Which brings us back to Brexit’s political risks. If the Anglo-Scottish union breaks up as a direct result of Brexit, David Cameron, who called the 2016 referendum, and Johnson, who campaigned so successfully for an ‘out’ vote, will be competing for the title of the prime minister who ‘lost Scotland’ just as their 18th century predecessor Lord North is remembered as the one who ‘lost America’. (All three went to Eton, as it happens.)
That’s apart from the drainage of British international influence. After the Russian state poisoning of Sergei Skripal in Salisbury back in 2018. Theresa May secured from the EU effective sanctions directed at Moscow. Will this go down in history as the last time Britain was able effectively to galvanise its erstwhile European partners into concerted action in its own interests?
This all finally comes down to one man. One of the most striking sentences in Dominic Cummings’ rambling 20,000-word blog for the Spectator in January 2017 on how the 2016 referendum was won for Leave was the remark that: “If Boris, Gove and Gisela [Stuart, Vote Leave’s chair] had not supported us and picked up the baseball bat marked ‘Turkey/NHS/£350m’ with five weeks to go, then 650,000 votes might have been lost.”

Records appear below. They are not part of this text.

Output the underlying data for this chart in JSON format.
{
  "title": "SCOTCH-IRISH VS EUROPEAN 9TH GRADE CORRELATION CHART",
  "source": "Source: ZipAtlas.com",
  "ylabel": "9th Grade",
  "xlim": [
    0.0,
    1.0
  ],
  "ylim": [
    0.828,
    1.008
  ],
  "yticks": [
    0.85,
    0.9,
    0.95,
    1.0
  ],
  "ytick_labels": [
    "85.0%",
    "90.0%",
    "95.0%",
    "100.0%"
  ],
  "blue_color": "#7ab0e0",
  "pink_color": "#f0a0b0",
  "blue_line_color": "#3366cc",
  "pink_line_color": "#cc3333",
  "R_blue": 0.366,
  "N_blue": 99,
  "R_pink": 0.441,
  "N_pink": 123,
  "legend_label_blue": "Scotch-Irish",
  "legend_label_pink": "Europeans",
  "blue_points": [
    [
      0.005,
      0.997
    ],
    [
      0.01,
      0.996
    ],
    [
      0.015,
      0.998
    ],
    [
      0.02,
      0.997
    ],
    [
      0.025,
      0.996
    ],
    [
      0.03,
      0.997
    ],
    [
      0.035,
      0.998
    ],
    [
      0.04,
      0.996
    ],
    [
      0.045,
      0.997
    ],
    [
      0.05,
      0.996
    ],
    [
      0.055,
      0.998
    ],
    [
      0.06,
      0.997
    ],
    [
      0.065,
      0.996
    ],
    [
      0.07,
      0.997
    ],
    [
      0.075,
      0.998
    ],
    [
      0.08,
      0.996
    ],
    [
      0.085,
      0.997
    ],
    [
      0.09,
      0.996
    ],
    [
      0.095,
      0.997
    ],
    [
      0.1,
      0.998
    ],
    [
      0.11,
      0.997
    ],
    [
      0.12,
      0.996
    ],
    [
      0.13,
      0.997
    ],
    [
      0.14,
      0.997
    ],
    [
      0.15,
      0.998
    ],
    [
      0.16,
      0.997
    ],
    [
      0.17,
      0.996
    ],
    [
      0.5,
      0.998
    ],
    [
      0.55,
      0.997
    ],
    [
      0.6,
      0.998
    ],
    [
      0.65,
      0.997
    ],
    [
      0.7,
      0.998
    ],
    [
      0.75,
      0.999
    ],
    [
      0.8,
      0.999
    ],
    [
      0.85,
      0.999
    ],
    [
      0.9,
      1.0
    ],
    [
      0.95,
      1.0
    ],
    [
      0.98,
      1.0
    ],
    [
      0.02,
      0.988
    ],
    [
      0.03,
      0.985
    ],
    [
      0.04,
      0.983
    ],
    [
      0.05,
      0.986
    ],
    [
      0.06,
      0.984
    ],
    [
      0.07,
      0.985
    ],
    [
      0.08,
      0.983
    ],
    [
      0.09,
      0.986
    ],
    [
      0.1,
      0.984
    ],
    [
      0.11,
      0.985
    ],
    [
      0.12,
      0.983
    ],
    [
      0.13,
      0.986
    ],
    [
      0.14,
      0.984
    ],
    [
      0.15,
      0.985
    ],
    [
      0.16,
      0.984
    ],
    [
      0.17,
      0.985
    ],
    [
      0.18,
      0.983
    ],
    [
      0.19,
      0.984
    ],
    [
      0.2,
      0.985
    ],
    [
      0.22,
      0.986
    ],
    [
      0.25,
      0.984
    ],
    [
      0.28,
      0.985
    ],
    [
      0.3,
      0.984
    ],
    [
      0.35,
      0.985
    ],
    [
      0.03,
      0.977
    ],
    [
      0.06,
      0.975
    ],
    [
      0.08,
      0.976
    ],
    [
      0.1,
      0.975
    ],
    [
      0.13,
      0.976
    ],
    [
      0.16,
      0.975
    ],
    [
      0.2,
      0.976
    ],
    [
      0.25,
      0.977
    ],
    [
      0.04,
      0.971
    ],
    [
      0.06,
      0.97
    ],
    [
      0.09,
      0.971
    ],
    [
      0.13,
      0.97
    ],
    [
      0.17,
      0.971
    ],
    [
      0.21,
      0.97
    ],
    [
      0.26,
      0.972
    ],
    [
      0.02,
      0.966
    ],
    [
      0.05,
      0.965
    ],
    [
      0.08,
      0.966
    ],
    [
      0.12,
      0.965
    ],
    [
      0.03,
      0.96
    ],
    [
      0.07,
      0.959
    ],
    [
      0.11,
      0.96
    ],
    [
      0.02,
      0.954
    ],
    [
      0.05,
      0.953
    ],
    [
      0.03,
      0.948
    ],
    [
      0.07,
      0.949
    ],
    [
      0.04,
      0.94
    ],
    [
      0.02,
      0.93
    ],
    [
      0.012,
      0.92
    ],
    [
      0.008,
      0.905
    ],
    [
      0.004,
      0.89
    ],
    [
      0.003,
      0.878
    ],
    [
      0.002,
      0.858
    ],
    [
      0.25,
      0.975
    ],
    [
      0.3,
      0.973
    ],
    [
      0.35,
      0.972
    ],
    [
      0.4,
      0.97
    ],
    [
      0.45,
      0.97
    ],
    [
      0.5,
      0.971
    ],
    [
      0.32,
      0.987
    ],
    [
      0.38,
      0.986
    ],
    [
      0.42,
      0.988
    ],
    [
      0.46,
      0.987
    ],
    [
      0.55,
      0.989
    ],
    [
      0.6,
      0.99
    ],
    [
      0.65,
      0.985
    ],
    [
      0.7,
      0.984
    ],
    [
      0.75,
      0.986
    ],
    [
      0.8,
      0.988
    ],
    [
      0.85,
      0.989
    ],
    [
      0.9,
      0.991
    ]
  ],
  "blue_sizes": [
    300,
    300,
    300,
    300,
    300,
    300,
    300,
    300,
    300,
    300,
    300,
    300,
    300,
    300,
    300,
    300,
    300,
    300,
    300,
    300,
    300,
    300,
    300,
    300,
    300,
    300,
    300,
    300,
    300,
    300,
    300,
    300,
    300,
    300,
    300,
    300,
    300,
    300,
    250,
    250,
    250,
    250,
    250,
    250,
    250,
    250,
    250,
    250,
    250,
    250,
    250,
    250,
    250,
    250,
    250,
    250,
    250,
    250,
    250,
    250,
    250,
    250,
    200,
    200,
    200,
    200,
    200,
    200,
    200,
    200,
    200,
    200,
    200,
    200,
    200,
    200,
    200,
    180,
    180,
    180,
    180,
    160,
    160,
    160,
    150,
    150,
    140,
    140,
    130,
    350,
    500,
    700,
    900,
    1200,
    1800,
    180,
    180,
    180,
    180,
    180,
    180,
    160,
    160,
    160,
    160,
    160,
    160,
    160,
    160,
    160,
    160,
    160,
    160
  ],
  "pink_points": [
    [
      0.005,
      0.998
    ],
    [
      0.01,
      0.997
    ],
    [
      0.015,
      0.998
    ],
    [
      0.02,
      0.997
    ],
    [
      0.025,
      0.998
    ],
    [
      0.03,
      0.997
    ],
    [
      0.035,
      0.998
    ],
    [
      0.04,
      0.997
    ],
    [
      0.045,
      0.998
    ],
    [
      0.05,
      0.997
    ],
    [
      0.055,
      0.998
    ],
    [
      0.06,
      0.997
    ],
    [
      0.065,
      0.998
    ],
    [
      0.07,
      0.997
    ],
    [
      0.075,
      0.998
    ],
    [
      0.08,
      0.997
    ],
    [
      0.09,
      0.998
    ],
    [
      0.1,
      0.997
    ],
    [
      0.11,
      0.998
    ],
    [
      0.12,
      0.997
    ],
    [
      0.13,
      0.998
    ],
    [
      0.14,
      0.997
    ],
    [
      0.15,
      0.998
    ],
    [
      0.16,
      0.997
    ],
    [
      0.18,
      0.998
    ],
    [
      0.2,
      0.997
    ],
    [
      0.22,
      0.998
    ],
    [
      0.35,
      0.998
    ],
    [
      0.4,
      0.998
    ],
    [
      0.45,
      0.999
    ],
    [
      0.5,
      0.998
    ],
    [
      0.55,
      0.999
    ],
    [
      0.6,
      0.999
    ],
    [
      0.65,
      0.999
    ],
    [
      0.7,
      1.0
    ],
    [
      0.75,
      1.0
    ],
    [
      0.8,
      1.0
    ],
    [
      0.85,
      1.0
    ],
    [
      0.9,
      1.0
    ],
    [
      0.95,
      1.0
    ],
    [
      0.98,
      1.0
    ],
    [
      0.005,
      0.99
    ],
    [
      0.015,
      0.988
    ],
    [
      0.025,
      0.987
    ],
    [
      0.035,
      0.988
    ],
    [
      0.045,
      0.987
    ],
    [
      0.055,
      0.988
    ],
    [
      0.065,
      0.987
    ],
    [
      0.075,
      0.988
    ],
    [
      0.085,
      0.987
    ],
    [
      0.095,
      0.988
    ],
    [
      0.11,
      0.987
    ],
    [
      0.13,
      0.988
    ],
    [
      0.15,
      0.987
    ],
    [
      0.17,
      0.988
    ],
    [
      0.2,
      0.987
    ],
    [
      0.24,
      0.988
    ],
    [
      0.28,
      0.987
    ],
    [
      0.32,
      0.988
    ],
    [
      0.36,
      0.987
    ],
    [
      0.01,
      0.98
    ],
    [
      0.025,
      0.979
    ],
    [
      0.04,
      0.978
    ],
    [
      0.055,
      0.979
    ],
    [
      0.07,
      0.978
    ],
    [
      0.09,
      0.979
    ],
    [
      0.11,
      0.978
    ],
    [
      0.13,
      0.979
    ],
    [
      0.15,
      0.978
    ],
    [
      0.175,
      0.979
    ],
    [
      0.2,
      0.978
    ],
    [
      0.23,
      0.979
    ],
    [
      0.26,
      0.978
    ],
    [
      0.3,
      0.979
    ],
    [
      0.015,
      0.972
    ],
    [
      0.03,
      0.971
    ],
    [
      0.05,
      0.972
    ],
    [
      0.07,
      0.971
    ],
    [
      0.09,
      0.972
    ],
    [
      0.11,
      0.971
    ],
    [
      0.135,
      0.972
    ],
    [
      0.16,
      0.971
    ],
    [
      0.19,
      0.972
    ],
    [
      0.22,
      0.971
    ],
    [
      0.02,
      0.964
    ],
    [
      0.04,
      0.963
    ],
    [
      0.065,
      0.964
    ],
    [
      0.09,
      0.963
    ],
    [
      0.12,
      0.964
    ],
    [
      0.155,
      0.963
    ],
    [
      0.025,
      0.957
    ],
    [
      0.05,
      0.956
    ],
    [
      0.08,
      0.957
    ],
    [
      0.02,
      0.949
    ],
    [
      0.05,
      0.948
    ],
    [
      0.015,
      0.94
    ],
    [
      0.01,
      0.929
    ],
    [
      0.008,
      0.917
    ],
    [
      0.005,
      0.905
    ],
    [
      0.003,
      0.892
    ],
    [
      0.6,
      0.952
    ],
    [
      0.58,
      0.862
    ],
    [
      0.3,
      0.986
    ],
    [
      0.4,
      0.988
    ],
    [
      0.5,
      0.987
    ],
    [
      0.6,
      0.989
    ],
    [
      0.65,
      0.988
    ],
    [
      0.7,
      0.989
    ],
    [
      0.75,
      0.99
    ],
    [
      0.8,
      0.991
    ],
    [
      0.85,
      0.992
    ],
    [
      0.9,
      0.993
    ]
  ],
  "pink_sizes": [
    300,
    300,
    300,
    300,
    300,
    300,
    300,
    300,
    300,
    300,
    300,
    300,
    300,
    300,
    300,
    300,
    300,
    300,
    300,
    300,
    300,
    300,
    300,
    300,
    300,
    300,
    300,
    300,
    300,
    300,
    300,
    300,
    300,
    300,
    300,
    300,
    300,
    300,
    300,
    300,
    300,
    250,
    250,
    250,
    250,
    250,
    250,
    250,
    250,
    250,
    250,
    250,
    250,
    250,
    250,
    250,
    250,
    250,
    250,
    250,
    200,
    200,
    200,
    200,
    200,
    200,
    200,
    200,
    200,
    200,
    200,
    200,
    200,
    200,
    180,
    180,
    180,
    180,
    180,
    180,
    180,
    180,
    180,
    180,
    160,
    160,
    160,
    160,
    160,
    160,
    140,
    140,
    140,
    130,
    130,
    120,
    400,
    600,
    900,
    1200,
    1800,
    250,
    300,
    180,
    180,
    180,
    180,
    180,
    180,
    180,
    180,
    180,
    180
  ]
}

Cummings, was of course right to put ‘Boris’ first in what amounts to a candid admission that the campaign was won largely on its dodgiest – not to say most mendacious – claims: that Turkey would join the EU and flood Britain with immigrants and that Brexit would release £350m a week to the NHS.
But the fact that Johnson, having consistently proclaimed his belief in the European single market, dithered till finally deciding at the last minute that joining the Leave campaign would best advance his own path to power, is no longer the point.
Back in May’s time however we still talked of a ‘hard’ and ‘soft’ Brexit, reflecting that the British public had never been asked to choose between the two.
Johnson could have had the courage to face down his most extreme backbenchers and opt for a much wider and deeper deal, in the national interest, with our biggest trading and political partner. A hard Brexit was the best Johnson could hope for in Brussels.
This incidentally strengthened the case for Labour’s abstaining on any deal which was brought to the Commons. It was unlikely that a Tory rebellion against a deal would be big enough to leave the opposition with the power to decide whether it goes ahead. By abstaining it would show both that it recognises that Brexit must happen – and indeed that any deal is far better than no-deal – but that it would have negotiated – and may yet negotiate if it gets to govern – a far more comprehensive one.
But it also meant that whether Johnson failed to secure a deal and found someone else to blame, or basks in at least short term plaudits for securing one, however thin, he and he alone will finally – like Blair in 2003, perhaps rather more so – be accountable for the consequences. Whatever the final outcome of the Brussels summit and whatever the noises off, it was Johnson’s choice to bring his country to this place.